Adnan bergeming. Ken kembali ke kamar meninggalkan dua orang itu. Ditatapnya dalam Elvina yang sedang terlelap.


"Apalagi ini, Sayang. Kenapa terlalu berat jalan yang harus kamu lalui." Ken membawa Elvina dalam pelukan.


Dia belum siap menerima kehancuran istrinya kalau mengetahui semua ini. Dirinya saja merasa terluka apalagi sang istri nanti.


"Apapun yang terjadi nanti, kamu harus kuat, Sayang." Lirih Ken, "kita akan hadapi sama-sama. Aku gak akan ninggalin kamu sesulit apapun jalan bersama kita nanti."


Ken berusaha menguatkan hati untuk menerima segala situasi setelah ini. Dia akan meminta Raga untuk mendampingi Elvina sampai benar-benar pulih.


Di kamar yang lain, Erfan dan Adnan berusaha keras sampai subuh memblokir semua video yang sudah tersebar di berbagai media.


"Penyebaran memang sudah terhenti, tapi sudah ada ribuan orang yang mendownload." Adnan menggeleng pelan, kepalanya sudah terasa berat, satu jam lagi azan subuh berkumandang.


"Kita istirahat sebentar, besok lanjut lagi." Usul Erfan, kepalanya juga sudah pening. Adnan mengangguk setuju.


Erfan bukannya tidur setelah Adnan pergi, otaknya masih terus berpikir. Ancaman ini datang karena keluarganya. Kehancuran Elvina terjadi juga karena keluarganya.

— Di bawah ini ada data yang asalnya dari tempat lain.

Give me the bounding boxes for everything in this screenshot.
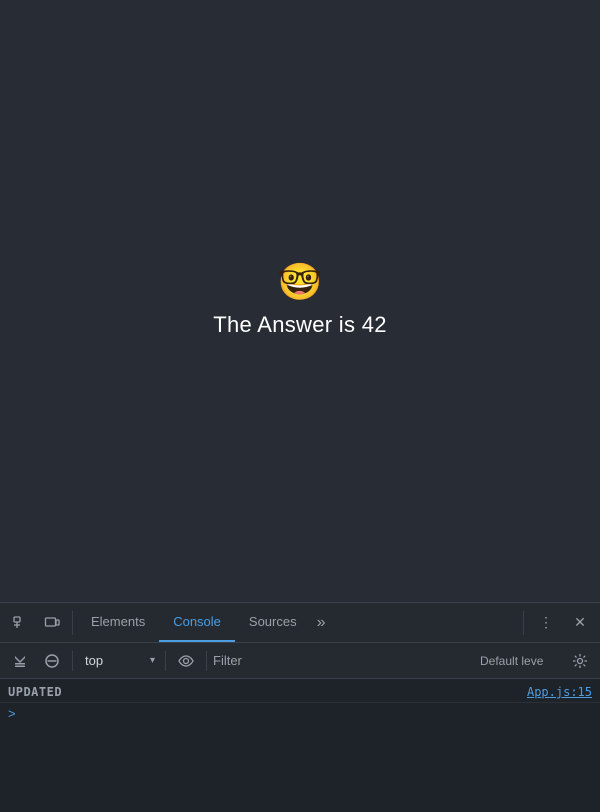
tab-sources[interactable]: Sources	[235, 603, 311, 642]
right-divider	[523, 611, 524, 635]
level-select-wrapper: Default leve	[476, 650, 562, 672]
eye-button[interactable]	[172, 647, 200, 675]
close-icon: ✕	[574, 614, 586, 631]
clear-console-button[interactable]	[6, 647, 34, 675]
filter-input[interactable]	[213, 653, 273, 668]
devtools-right-icons: ⋮ ✕	[519, 607, 596, 639]
page-heading: The Answer is 42	[213, 312, 387, 338]
console-divider-2	[165, 651, 166, 671]
page-emoji: 🤓	[278, 264, 323, 300]
level-select[interactable]: Default leve	[476, 650, 562, 672]
console-message: UPDATED	[8, 685, 62, 699]
console-output: UPDATED App.js:15 >	[0, 679, 600, 812]
console-divider-3	[206, 651, 207, 671]
console-prompt-icon: >	[8, 706, 16, 721]
browser-viewport: 🤓 The Answer is 42	[0, 0, 600, 602]
device-toggle-button[interactable]	[36, 607, 68, 639]
console-row-content: UPDATED	[8, 685, 527, 699]
element-picker-button[interactable]	[4, 607, 36, 639]
devtools-tabs: Elements Console Sources »	[77, 603, 519, 642]
console-source-link[interactable]: App.js:15	[527, 685, 592, 699]
more-options-button[interactable]: ⋮	[530, 607, 562, 639]
no-entry-button[interactable]	[38, 647, 66, 675]
settings-button[interactable]	[566, 647, 594, 675]
context-selector-wrapper: top ▾	[79, 649, 159, 672]
console-divider-1	[72, 651, 73, 671]
console-row: UPDATED App.js:15	[0, 683, 600, 703]
devtools-panel: Elements Console Sources » ⋮ ✕	[0, 602, 600, 812]
devtools-toolbar: Elements Console Sources » ⋮ ✕	[0, 603, 600, 643]
more-options-icon: ⋮	[539, 614, 553, 631]
console-prompt-row: >	[0, 703, 600, 723]
tab-console[interactable]: Console	[159, 603, 235, 642]
filter-input-wrapper	[213, 653, 472, 668]
tab-elements[interactable]: Elements	[77, 603, 159, 642]
toolbar-divider	[72, 611, 73, 635]
console-toolbar: top ▾ Default leve	[0, 643, 600, 679]
close-devtools-button[interactable]: ✕	[564, 607, 596, 639]
more-tabs-button[interactable]: »	[311, 614, 332, 632]
context-select[interactable]: top	[79, 649, 159, 672]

"Allah, bisakah aku saja yang menanggung semua penderitaan Nana. Aku tidak sanggup melihatnya harus terpuruk lagi. Setelah Engkau titip takdir bahagia padanya, tolong jangan ambil lagi." Batinnya, dia belum siap melihat perempuan tersayangnya hancur karena dirinya.


Kenapa harus Elvina yang menjadi sasaran Azmi, saat ada banyak perempuan di dunia ini yang bisa untuk ditidurinya. Kenapa harus Fany, adiknya yang merencanakan semua ini. Erfan bisa gila kalau terus memikirkan semuanya.